"[These girls] have something to say to every politician who has fed his constituents with the stale bread of hatred and the spoiled meat of racism. They have something to say to a federal government that has compromised with the undemocratic practices of Southern Dixiecrats and the blatant hypocrisy of right-wing Northern Republicans. They have something to say to every Negro who has passively accepted the evil system of segregation and who has stood on the sidelines in a mighty struggle for justice." ....
They say to us that we must be concerned not merely about who murdered them, but about the system, the way of life, the philosophy which produced the murderers. Their death says to us that we must work passionately and unrelentingly for the realization of the American dream. Martin Luther King, Jr. September 18, 1963, Eulogy for Martyred Children
Today is a day to celebrate the life of man who gave his in order to makes us more equals and secure in our nation. It is not time to live within a prism of what we want to see, but to work towards making what is just and moral. We must make our lives and other filled with a better reality. If we want less violence, we must be less violent. If we want equality we must treat each other equally. If we want to make the system better, we must participate in it in a way that does not forget about those that might fall between the cracks and slip from the reach of help. These are also things that the civil rights movement sought for. As the movement grew, It wasn't just
about racial equality, it was a movement to empower ALL Americans to achieve equality: socially, economically and mentally. It was to bring the forgotten in this nation back into the fold.
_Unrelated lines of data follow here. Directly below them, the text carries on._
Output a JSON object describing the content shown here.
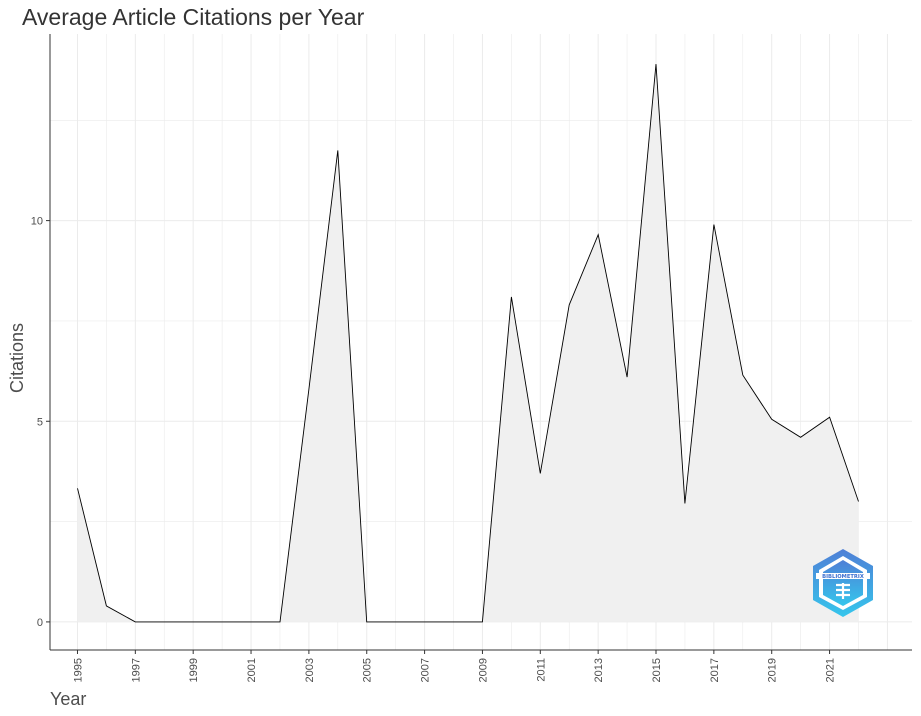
{
  "chart_data": {
    "type": "area",
    "title": "Average Article Citations per Year",
    "xlabel": "Year",
    "ylabel": "Citations",
    "x": [
      1995,
      1996,
      1997,
      1998,
      1999,
      2000,
      2001,
      2002,
      2003,
      2004,
      2005,
      2006,
      2007,
      2008,
      2009,
      2010,
      2011,
      2012,
      2013,
      2014,
      2015,
      2016,
      2017,
      2018,
      2019,
      2020,
      2021,
      2022
    ],
    "values": [
      3.33,
      0.4,
      0,
      0,
      0,
      0,
      0,
      0,
      5.8,
      11.75,
      0,
      0,
      0,
      0,
      0,
      8.1,
      3.7,
      7.9,
      9.65,
      6.1,
      13.9,
      2.95,
      9.9,
      6.15,
      5.05,
      4.6,
      5.1,
      3.0
    ],
    "xticks": [
      "1995",
      "1997",
      "1999",
      "2001",
      "2003",
      "2005",
      "2007",
      "2009",
      "2011",
      "2013",
      "2015",
      "2017",
      "2019",
      "2021"
    ],
    "yticks": [
      "0",
      "5",
      "10"
    ],
    "xlim": [
      1994.05,
      2023.85
    ],
    "ylim": [
      -0.7,
      14.65
    ],
    "grid": true,
    "colors": {
      "line": "#000000",
      "fill": "#f0f0f0",
      "grid": "#ebebeb",
      "axis": "#333333"
    }
  },
  "watermark": {
    "text": "BIBLIOMETRIX",
    "icon": "bibliometrix-logo-icon"
  }
}
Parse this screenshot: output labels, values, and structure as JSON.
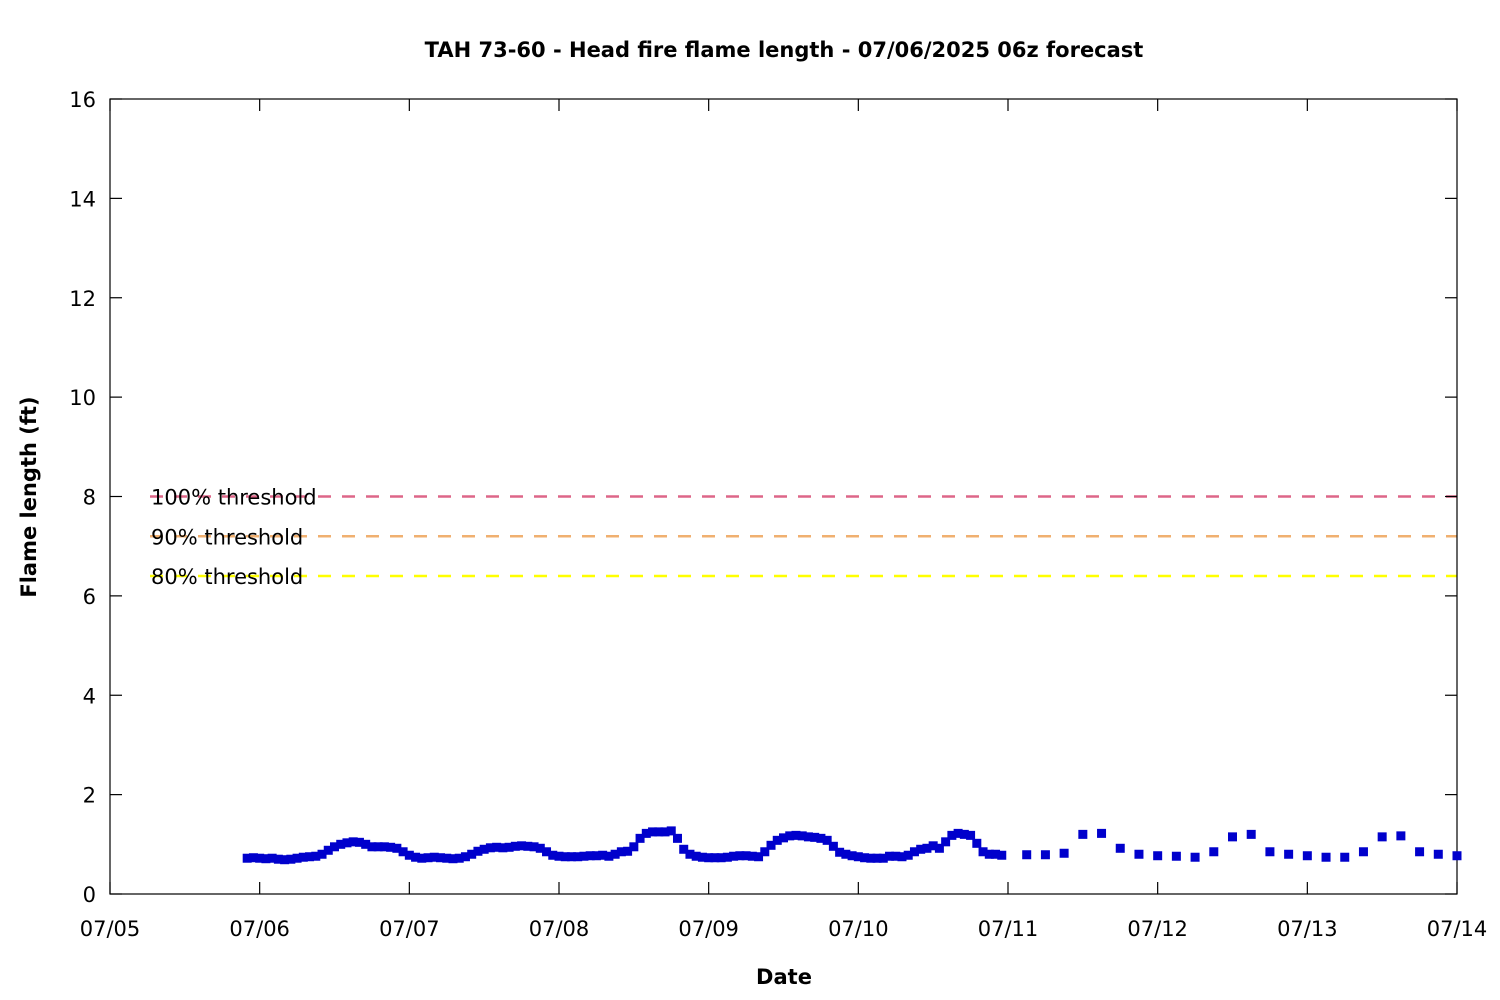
{
  "chart_data": {
    "type": "scatter",
    "title": "TAH 73-60 - Head fire flame length - 07/06/2025 06z forecast",
    "xlabel": "Date",
    "ylabel": "Flame length (ft)",
    "x_tick_labels": [
      "07/05",
      "07/06",
      "07/07",
      "07/08",
      "07/09",
      "07/10",
      "07/11",
      "07/12",
      "07/13",
      "07/14"
    ],
    "y_tick_labels": [
      "0",
      "2",
      "4",
      "6",
      "8",
      "10",
      "12",
      "14",
      "16"
    ],
    "ylim": [
      0,
      16
    ],
    "xlim": [
      "07/05 00z",
      "07/14 00z"
    ],
    "grid": false,
    "thresholds": [
      {
        "label": "100% threshold",
        "value": 8.0,
        "color": "#dd6688"
      },
      {
        "label": "90% threshold",
        "value": 7.2,
        "color": "#f0b070"
      },
      {
        "label": "80% threshold",
        "value": 6.4,
        "color": "#ffff00"
      }
    ],
    "series": [
      {
        "color": "#0000cc",
        "points": [
          [
            "07/05 22z",
            0.72
          ],
          [
            "07/05 23z",
            0.73
          ],
          [
            "07/06 00z",
            0.72
          ],
          [
            "07/06 01z",
            0.71
          ],
          [
            "07/06 02z",
            0.72
          ],
          [
            "07/06 03z",
            0.7
          ],
          [
            "07/06 04z",
            0.69
          ],
          [
            "07/06 05z",
            0.7
          ],
          [
            "07/06 06z",
            0.72
          ],
          [
            "07/06 07z",
            0.74
          ],
          [
            "07/06 08z",
            0.75
          ],
          [
            "07/06 09z",
            0.76
          ],
          [
            "07/06 10z",
            0.8
          ],
          [
            "07/06 11z",
            0.88
          ],
          [
            "07/06 12z",
            0.95
          ],
          [
            "07/06 13z",
            1.0
          ],
          [
            "07/06 14z",
            1.03
          ],
          [
            "07/06 15z",
            1.05
          ],
          [
            "07/06 16z",
            1.04
          ],
          [
            "07/06 17z",
            1.0
          ],
          [
            "07/06 18z",
            0.95
          ],
          [
            "07/06 19z",
            0.95
          ],
          [
            "07/06 20z",
            0.95
          ],
          [
            "07/06 21z",
            0.94
          ],
          [
            "07/06 22z",
            0.92
          ],
          [
            "07/06 23z",
            0.85
          ],
          [
            "07/07 00z",
            0.78
          ],
          [
            "07/07 01z",
            0.74
          ],
          [
            "07/07 02z",
            0.72
          ],
          [
            "07/07 03z",
            0.73
          ],
          [
            "07/07 04z",
            0.74
          ],
          [
            "07/07 05z",
            0.73
          ],
          [
            "07/07 06z",
            0.72
          ],
          [
            "07/07 07z",
            0.71
          ],
          [
            "07/07 08z",
            0.72
          ],
          [
            "07/07 09z",
            0.75
          ],
          [
            "07/07 10z",
            0.8
          ],
          [
            "07/07 11z",
            0.86
          ],
          [
            "07/07 12z",
            0.9
          ],
          [
            "07/07 13z",
            0.93
          ],
          [
            "07/07 14z",
            0.94
          ],
          [
            "07/07 15z",
            0.93
          ],
          [
            "07/07 16z",
            0.94
          ],
          [
            "07/07 17z",
            0.96
          ],
          [
            "07/07 18z",
            0.97
          ],
          [
            "07/07 19z",
            0.96
          ],
          [
            "07/07 20z",
            0.95
          ],
          [
            "07/07 21z",
            0.92
          ],
          [
            "07/07 22z",
            0.85
          ],
          [
            "07/07 23z",
            0.78
          ],
          [
            "07/08 00z",
            0.76
          ],
          [
            "07/08 01z",
            0.75
          ],
          [
            "07/08 02z",
            0.75
          ],
          [
            "07/08 03z",
            0.75
          ],
          [
            "07/08 04z",
            0.76
          ],
          [
            "07/08 05z",
            0.77
          ],
          [
            "07/08 06z",
            0.77
          ],
          [
            "07/08 07z",
            0.78
          ],
          [
            "07/08 08z",
            0.76
          ],
          [
            "07/08 09z",
            0.8
          ],
          [
            "07/08 10z",
            0.85
          ],
          [
            "07/08 11z",
            0.86
          ],
          [
            "07/08 12z",
            0.95
          ],
          [
            "07/08 13z",
            1.12
          ],
          [
            "07/08 14z",
            1.22
          ],
          [
            "07/08 15z",
            1.25
          ],
          [
            "07/08 16z",
            1.25
          ],
          [
            "07/08 17z",
            1.25
          ],
          [
            "07/08 18z",
            1.27
          ],
          [
            "07/08 19z",
            1.12
          ],
          [
            "07/08 20z",
            0.9
          ],
          [
            "07/08 21z",
            0.8
          ],
          [
            "07/08 22z",
            0.76
          ],
          [
            "07/08 23z",
            0.74
          ],
          [
            "07/09 00z",
            0.73
          ],
          [
            "07/09 01z",
            0.73
          ],
          [
            "07/09 02z",
            0.73
          ],
          [
            "07/09 03z",
            0.74
          ],
          [
            "07/09 04z",
            0.76
          ],
          [
            "07/09 05z",
            0.77
          ],
          [
            "07/09 06z",
            0.77
          ],
          [
            "07/09 07z",
            0.76
          ],
          [
            "07/09 08z",
            0.75
          ],
          [
            "07/09 09z",
            0.85
          ],
          [
            "07/09 10z",
            0.98
          ],
          [
            "07/09 11z",
            1.08
          ],
          [
            "07/09 12z",
            1.13
          ],
          [
            "07/09 13z",
            1.17
          ],
          [
            "07/09 14z",
            1.18
          ],
          [
            "07/09 15z",
            1.17
          ],
          [
            "07/09 16z",
            1.15
          ],
          [
            "07/09 17z",
            1.14
          ],
          [
            "07/09 18z",
            1.12
          ],
          [
            "07/09 19z",
            1.08
          ],
          [
            "07/09 20z",
            0.96
          ],
          [
            "07/09 21z",
            0.84
          ],
          [
            "07/09 22z",
            0.8
          ],
          [
            "07/09 23z",
            0.77
          ],
          [
            "07/10 00z",
            0.75
          ],
          [
            "07/10 01z",
            0.73
          ],
          [
            "07/10 02z",
            0.72
          ],
          [
            "07/10 03z",
            0.72
          ],
          [
            "07/10 04z",
            0.72
          ],
          [
            "07/10 05z",
            0.76
          ],
          [
            "07/10 06z",
            0.76
          ],
          [
            "07/10 07z",
            0.75
          ],
          [
            "07/10 08z",
            0.78
          ],
          [
            "07/10 09z",
            0.85
          ],
          [
            "07/10 10z",
            0.9
          ],
          [
            "07/10 11z",
            0.92
          ],
          [
            "07/10 12z",
            0.97
          ],
          [
            "07/10 13z",
            0.92
          ],
          [
            "07/10 14z",
            1.05
          ],
          [
            "07/10 15z",
            1.18
          ],
          [
            "07/10 16z",
            1.22
          ],
          [
            "07/10 17z",
            1.2
          ],
          [
            "07/10 18z",
            1.18
          ],
          [
            "07/10 19z",
            1.02
          ],
          [
            "07/10 20z",
            0.85
          ],
          [
            "07/10 21z",
            0.8
          ],
          [
            "07/10 22z",
            0.8
          ],
          [
            "07/10 23z",
            0.78
          ],
          [
            "07/11 03z",
            0.79
          ],
          [
            "07/11 06z",
            0.79
          ],
          [
            "07/11 09z",
            0.82
          ],
          [
            "07/11 12z",
            1.2
          ],
          [
            "07/11 15z",
            1.22
          ],
          [
            "07/11 18z",
            0.92
          ],
          [
            "07/11 21z",
            0.8
          ],
          [
            "07/12 00z",
            0.77
          ],
          [
            "07/12 03z",
            0.76
          ],
          [
            "07/12 06z",
            0.74
          ],
          [
            "07/12 09z",
            0.85
          ],
          [
            "07/12 12z",
            1.15
          ],
          [
            "07/12 15z",
            1.2
          ],
          [
            "07/12 18z",
            0.85
          ],
          [
            "07/12 21z",
            0.8
          ],
          [
            "07/13 00z",
            0.77
          ],
          [
            "07/13 03z",
            0.74
          ],
          [
            "07/13 06z",
            0.74
          ],
          [
            "07/13 09z",
            0.85
          ],
          [
            "07/13 12z",
            1.15
          ],
          [
            "07/13 15z",
            1.17
          ],
          [
            "07/13 18z",
            0.85
          ],
          [
            "07/13 21z",
            0.8
          ],
          [
            "07/14 00z",
            0.77
          ]
        ]
      }
    ]
  }
}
And this can happen to America, the richest nation in the world-and nothing’s wrong with that-this is America’s opportunity to help bridge the gulf between the haves and the have-nots. The question is whether America will do it. There is nothing new about poverty. What is new is that we now have the techniques and the resources to get rid of poverty. The real question is whether we have the will.
In a few weeks some of us are coming to Washington to see if the will is still alive or if it is alive in this nation. We are coming to Washington in a Poor People’s Campaign. Yes, we are going to bring the tired, the poor, the huddled masses. We are going to bring those who have known long years of hurt and neglect. We are going to bring those who have come to feel that life is a long and desolate corridor with no exit signs. We are going to bring children and adults and old people, people who have never seen a doctor or a dentist in their lives.
This was Dr. King's last major speech before he himself was felled by gun violence.
Nothing will change until the people move to change it. This is what should be done in honoring Dr. King. Civil rights was not just about race, it was about the measure of people and what we can do to lift everyone up. It was about dignity and honor. It was about life, liberty and being able to pursue happiness without fear of being persecuted by others.
Let us all strive to do our part today and everyday. Man was born into barbarism when killing his fellow man was a normal condition of existence. He became endowed with a conscience. And he has now reached the day when violence toward another human being must become as abhorrent as eating another's flesh.